Haunting – Presenze propone nuovamente il tema del rapporto tra curiosità scientifica e etica antropologica, anche se non in modo centrato come succedeva in Twister con i suoi cacciatori di tornado sprezzanti di ogni possibile rischio. Questa volta, nelle intenzioni del Dottor Marrow il dato scientifico assume una posizione dominante anche sulla sua stessa persona, tanto da portarlo a calpestare l’etica e ad architettare un piano che lo lasci in salvo nella posizione di spettatore mentre i tre ragazzi fungono da cavie per i suoi esperimenti.
Haunting – Presenze: è un horror innocuo senza riflessioni esistenziali
In realtà, nonostante le premesse a dir poco inquietanti, i toni del film restano piuttosto pacati dal punto di vista della potenziale efferatezza del piano: tutto resta in sordina, la storia mantiene distanza dal pubblico e una certa pacatezza nella rappresentazione della storia. Liam Neeson nei panni del subdolo professore dà prova di saper donare al personaggio qualche sfumatura in più, mettendolo anche in relazione con gli altri ruoli ricoperti dall’attore nelle pietre miliari della sua carriera. Anche Catherine Zeta-Jones fa sentire la sua presenza da un punto di vista recitativo, elevando un personaggio (e un racconto) molto retorico dal rischio di piattezza, coadiuvata dagli altri due interpreti dei ragazzi intrappolati, Owen Wilson e Lily Taylor. A livello di cast la mancanza che pesa di più sulla resa finale è una sorta di istinto da solista, che porta gli attori a restare piuttosto isolati dal resto del cast nella loro interpretazione, mancando di restituire il presumibile senso di sopravvivenza di gruppo.

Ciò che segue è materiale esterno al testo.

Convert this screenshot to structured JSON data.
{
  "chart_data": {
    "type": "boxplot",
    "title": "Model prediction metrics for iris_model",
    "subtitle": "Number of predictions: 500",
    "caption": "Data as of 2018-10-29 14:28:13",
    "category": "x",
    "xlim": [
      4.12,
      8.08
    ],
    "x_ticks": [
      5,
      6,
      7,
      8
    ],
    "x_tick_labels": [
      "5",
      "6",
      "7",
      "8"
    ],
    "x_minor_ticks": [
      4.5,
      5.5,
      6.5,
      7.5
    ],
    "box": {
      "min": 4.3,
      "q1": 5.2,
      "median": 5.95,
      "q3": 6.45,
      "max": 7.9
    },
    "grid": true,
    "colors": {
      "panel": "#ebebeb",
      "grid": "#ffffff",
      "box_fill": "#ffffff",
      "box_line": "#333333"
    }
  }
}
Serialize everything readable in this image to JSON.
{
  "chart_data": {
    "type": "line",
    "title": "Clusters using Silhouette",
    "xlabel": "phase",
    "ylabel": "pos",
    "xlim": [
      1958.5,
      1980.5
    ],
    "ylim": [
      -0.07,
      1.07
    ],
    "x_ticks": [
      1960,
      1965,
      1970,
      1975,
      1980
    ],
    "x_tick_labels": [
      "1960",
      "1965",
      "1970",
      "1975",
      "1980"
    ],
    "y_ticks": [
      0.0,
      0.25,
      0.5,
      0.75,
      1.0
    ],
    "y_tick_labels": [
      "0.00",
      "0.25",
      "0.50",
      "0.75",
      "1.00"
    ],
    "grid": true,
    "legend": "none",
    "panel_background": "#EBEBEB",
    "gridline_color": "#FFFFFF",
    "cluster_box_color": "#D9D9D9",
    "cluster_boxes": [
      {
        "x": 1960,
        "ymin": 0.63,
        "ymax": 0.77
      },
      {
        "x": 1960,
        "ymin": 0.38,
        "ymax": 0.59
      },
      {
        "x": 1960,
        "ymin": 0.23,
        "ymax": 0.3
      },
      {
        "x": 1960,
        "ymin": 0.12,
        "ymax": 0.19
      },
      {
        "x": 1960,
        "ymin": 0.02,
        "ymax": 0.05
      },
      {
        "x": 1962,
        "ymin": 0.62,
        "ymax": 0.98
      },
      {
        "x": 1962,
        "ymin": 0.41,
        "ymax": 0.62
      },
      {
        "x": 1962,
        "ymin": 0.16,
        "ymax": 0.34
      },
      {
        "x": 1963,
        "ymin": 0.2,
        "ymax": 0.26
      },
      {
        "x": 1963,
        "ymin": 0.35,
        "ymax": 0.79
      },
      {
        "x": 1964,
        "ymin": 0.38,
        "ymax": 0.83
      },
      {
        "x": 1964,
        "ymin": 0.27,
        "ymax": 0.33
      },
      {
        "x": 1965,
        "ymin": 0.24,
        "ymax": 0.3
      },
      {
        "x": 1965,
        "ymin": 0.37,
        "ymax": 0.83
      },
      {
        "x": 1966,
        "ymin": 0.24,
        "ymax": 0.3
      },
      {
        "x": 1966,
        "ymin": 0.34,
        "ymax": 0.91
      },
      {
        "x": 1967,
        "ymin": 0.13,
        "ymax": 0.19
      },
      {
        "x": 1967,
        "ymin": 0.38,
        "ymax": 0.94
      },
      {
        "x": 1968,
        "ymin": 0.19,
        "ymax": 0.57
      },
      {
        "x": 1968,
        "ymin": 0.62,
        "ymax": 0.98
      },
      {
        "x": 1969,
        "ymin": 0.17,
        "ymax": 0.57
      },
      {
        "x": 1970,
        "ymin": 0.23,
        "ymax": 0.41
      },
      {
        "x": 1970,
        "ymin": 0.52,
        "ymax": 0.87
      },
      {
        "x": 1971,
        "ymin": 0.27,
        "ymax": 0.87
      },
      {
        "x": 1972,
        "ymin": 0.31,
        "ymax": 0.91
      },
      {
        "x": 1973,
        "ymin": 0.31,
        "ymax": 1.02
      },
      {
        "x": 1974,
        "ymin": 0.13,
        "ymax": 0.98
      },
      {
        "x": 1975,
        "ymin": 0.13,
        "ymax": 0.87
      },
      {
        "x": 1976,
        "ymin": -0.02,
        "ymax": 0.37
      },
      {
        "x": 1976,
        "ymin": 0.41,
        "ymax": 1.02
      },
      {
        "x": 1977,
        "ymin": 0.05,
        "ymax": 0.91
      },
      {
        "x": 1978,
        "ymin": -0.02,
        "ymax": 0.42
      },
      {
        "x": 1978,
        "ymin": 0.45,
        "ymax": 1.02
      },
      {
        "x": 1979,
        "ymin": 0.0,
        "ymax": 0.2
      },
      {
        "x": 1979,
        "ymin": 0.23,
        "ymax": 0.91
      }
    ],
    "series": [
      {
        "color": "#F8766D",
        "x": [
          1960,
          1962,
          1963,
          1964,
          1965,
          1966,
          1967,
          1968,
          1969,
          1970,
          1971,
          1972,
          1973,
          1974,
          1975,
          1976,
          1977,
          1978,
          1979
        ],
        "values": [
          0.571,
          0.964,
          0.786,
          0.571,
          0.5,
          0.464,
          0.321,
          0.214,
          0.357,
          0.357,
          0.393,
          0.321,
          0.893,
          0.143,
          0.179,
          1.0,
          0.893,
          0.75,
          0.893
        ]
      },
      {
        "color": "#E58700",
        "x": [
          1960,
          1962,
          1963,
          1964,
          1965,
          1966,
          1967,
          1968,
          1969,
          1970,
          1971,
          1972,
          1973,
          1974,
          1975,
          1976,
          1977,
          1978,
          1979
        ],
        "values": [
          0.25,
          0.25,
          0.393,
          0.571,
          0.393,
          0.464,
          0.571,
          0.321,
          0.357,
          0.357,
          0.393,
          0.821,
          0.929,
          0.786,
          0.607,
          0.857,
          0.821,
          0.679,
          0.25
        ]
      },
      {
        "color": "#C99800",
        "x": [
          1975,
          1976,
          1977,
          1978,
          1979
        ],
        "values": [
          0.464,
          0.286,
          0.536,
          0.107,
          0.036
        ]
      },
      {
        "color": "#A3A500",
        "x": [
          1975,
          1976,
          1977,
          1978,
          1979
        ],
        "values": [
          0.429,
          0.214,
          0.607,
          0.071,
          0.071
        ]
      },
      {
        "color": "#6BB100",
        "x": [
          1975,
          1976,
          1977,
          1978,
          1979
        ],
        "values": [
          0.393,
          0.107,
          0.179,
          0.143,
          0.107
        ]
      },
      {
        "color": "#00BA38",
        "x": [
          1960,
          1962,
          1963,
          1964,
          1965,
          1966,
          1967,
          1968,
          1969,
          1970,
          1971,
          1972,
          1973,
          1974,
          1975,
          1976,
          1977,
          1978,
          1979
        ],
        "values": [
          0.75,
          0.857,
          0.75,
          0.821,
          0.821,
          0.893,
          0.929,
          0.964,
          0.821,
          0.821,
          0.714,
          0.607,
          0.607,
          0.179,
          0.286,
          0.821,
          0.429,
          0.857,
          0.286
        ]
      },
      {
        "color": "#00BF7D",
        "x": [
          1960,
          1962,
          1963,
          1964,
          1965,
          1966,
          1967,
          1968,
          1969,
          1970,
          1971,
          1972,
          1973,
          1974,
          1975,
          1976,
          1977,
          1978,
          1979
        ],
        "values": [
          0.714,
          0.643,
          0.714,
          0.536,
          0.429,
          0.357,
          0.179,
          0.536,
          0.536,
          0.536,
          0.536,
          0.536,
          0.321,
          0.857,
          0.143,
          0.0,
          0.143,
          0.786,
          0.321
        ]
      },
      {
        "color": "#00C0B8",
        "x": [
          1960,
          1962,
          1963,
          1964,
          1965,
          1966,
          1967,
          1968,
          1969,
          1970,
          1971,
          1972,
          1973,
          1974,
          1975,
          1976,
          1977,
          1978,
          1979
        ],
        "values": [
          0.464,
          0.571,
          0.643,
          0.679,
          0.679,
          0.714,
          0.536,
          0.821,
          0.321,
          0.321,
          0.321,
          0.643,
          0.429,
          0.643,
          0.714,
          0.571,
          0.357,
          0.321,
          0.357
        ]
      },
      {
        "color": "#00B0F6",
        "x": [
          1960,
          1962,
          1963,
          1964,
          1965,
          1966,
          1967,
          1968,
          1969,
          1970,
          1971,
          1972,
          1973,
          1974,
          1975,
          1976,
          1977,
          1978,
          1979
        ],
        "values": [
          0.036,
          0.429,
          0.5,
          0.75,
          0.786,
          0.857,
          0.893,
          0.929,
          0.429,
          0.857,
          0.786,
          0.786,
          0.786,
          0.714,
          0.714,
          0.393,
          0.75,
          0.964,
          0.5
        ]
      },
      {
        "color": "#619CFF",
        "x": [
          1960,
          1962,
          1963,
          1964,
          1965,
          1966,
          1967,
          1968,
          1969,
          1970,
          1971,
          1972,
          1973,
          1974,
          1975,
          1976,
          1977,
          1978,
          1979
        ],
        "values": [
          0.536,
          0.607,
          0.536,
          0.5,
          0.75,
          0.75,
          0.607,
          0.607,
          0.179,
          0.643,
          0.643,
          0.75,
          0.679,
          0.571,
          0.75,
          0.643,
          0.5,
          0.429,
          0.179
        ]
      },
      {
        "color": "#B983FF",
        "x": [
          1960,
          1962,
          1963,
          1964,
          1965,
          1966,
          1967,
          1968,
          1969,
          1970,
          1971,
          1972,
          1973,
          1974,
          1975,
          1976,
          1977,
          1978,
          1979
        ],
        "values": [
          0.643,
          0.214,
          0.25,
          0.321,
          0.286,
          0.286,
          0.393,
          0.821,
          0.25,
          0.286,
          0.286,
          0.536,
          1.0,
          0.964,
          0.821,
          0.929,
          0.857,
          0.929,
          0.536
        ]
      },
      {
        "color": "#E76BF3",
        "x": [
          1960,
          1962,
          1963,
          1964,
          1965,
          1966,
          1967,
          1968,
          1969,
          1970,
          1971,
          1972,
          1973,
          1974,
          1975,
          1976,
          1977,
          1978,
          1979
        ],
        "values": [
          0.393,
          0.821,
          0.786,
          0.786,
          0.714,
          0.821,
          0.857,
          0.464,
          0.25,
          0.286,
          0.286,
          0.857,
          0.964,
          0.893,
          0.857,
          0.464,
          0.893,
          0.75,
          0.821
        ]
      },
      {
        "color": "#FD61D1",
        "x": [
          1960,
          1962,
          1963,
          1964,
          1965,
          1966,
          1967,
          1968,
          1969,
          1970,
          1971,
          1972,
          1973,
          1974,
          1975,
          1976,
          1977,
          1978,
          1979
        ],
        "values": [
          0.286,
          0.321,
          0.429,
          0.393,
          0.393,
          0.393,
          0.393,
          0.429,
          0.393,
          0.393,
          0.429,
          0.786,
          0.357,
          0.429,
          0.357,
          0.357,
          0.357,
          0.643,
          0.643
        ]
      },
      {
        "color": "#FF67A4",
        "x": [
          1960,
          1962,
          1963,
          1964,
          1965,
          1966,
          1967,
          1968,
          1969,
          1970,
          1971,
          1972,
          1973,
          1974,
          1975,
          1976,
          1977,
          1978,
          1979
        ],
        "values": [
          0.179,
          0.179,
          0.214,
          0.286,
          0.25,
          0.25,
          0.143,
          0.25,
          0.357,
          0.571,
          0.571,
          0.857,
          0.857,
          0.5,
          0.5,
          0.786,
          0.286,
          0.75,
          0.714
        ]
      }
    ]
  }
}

Il risultato finale di Haunting – Presenze risulta essere piuttosto innocuo da molti punti di vista, anche se riesce a mantenere un ritmo fluido e costante, tale da apparire avvincente agli occhi del pubblico senza rendersi pesante con sottese riflessioni esistenziali. Questo aspetto lo ha reso un film ideale per i cataloghi televisivi (e non solo), proprio grazie a questa sua leggerezza nell’affrontare premesse diegetiche piuttosto pesanti. Il film ha anche ottenuto critiche contrastanti, così come le sue candidature in diverse occasioni: si oscilla infatti tra le candidature ai Razzie Award come Peggior film e come Peggior attrice protagonista (e molti altre categorie), alle candidature come Miglior Attore e Miglior Attrice in un film horror ai Blockbuster Entertainment Award, fino al premio come Miglior colonna sonora a Jerry Goldsmith in occasione del BMI Film & Tv Award.
La versione di Haunting – Presenze firmata da Jan de Bont probabilmente è quello che sembra, vale a dire un ripiego artistico e narrativo rispetto al progetto iniziale, che vedeva compiersi una collaborazione tra Stephen King alla sceneggiatura e Steven Spielberg alla regia (quest’ultimo ha anche preso parte alla produzione del film, pur non venendo citato tra quelli ufficiali).